Exercise 3: collaborative refactoring

  1. Form groups of at least 3 person: this will be your development team for this session
  2. Together, lay out the organization of your code base
    • what is the pkoffee project even doing?
    • what concepts would make relevant abstractions?
    • How will you implement those abstractions? What are the interfaces between these abstractions?
  3. Split the refactoring work that you want to perform with your team. Do you have all information to implement your part?
  4. Create a branch for your development. Add your teammates forks as a remote so you can make your work available to them.
  5. Start coding with your team! Implement a feature and push it on the remotes, merge regularly and keep updated with your group.

Don't put off until tomorrow what you can do today

Documentation and other metadata like python's type hints are easier to write when you have the implementation details in mind!

Don't wait until all your changes are implemented and merged to test

Finding bugs and solving issues is more difficult if several issues occurs simultaneously. Test often that your code is still working!

Exercise 4: Command line interface

  1. The initial pkoffee implementation had hardcoded paths for input data and output figures. Can you let the user define them?
  2. Can you make other hard-coded values command line arguments?
  3. Add a script section to your pyproject.toml to propose a command line tool to your users

Exercise 5: Error handling/reporting

Some of your functions may fail in case of unexpected or invalid input. Should you raise an error in those cases? When yes, it is recommended to define your own error types that inherit python's built-in exceptions, so you can make your errors informative and easily selectable for others.

Exercise 6: Control your data type and precision

pkoffee used pandas to read the csv data, then numpy arrays to fit the models using scipy. Do you know the precise type of those arrays? What precision is used for the operations?
For computing intensive libraries, data and computing operations must be controlled as they can have a big impact on results, but also computing time. Can you force the usage of float32 throughout pkoffee?
Can you include this information in your type hints so type checker can help you find if your data type is preserved?

Exercise 7: Logging

We will soon deploy pkoffee on a data center, where it will run on distributed machines which don't have a screen attached. Can you add logging so that we can follow what happens for each execution?

Direct usage of print statement are discouraged in favor of logging (which can go to standard output if no file is specified). Do you have any print statement you can change for logging?

Exercise 8: Make visualization tools optional

We are deploying pkoffee on a computing cluster, but there is one issue: the computing nodes don't have a graphical interface, so plotting packages can't be installed. We need to make the plotting part of pkoffee "optional", so we can run the analysis without requiring it.

  1. Factorize the plotting functionality in one module, or a few modules in a sub-repository
  2. Re-organize your entry-point function to execute 2 commands: one for fitting models to the data, one to use models for making plots
  3. Move the import of your visualization module into the "visualization path" of your script (your "plot" command) "Dynamic" import are usually not recommended.
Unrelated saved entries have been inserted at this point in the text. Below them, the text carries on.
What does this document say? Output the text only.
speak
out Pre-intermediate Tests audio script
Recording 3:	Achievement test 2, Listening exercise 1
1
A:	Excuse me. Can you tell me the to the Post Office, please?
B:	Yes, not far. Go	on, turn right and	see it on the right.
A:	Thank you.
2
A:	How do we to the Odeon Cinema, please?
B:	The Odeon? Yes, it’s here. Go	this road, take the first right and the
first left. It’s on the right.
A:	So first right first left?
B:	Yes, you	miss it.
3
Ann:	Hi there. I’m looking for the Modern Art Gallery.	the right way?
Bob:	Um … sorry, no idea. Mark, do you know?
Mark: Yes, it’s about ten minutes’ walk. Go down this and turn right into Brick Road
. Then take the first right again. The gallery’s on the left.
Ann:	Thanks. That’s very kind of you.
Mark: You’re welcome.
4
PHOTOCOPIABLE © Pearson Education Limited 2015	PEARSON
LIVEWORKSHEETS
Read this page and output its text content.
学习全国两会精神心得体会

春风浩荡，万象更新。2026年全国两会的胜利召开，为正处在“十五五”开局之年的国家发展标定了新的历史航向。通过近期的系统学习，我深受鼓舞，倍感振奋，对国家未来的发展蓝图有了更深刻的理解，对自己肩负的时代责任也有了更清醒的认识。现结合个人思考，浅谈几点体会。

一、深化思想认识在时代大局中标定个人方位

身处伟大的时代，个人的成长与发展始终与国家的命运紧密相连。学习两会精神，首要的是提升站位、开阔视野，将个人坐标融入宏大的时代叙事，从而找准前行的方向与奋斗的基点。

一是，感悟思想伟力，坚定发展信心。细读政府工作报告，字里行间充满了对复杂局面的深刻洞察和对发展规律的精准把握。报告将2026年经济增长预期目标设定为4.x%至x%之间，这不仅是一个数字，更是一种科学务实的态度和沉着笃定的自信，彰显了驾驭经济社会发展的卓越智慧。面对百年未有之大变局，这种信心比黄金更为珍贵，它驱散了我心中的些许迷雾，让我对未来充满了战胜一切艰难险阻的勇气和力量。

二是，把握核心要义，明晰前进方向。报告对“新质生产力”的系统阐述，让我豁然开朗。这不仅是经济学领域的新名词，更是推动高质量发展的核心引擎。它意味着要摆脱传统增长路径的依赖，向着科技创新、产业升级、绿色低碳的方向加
A cleaner solution would be to split pkoffee into 2 projects: one project for analysis and one for plotting, however this is a bit out of scope for this school.
  4. You can now fit models and plot models, but not plot your fitted models. Implement model saving/loading to file to a simple format (for instance json or toml).
  5. At the end of your analyze command: save your fitted models to file. At the beginning of your plotting command: load saved models to make predictions.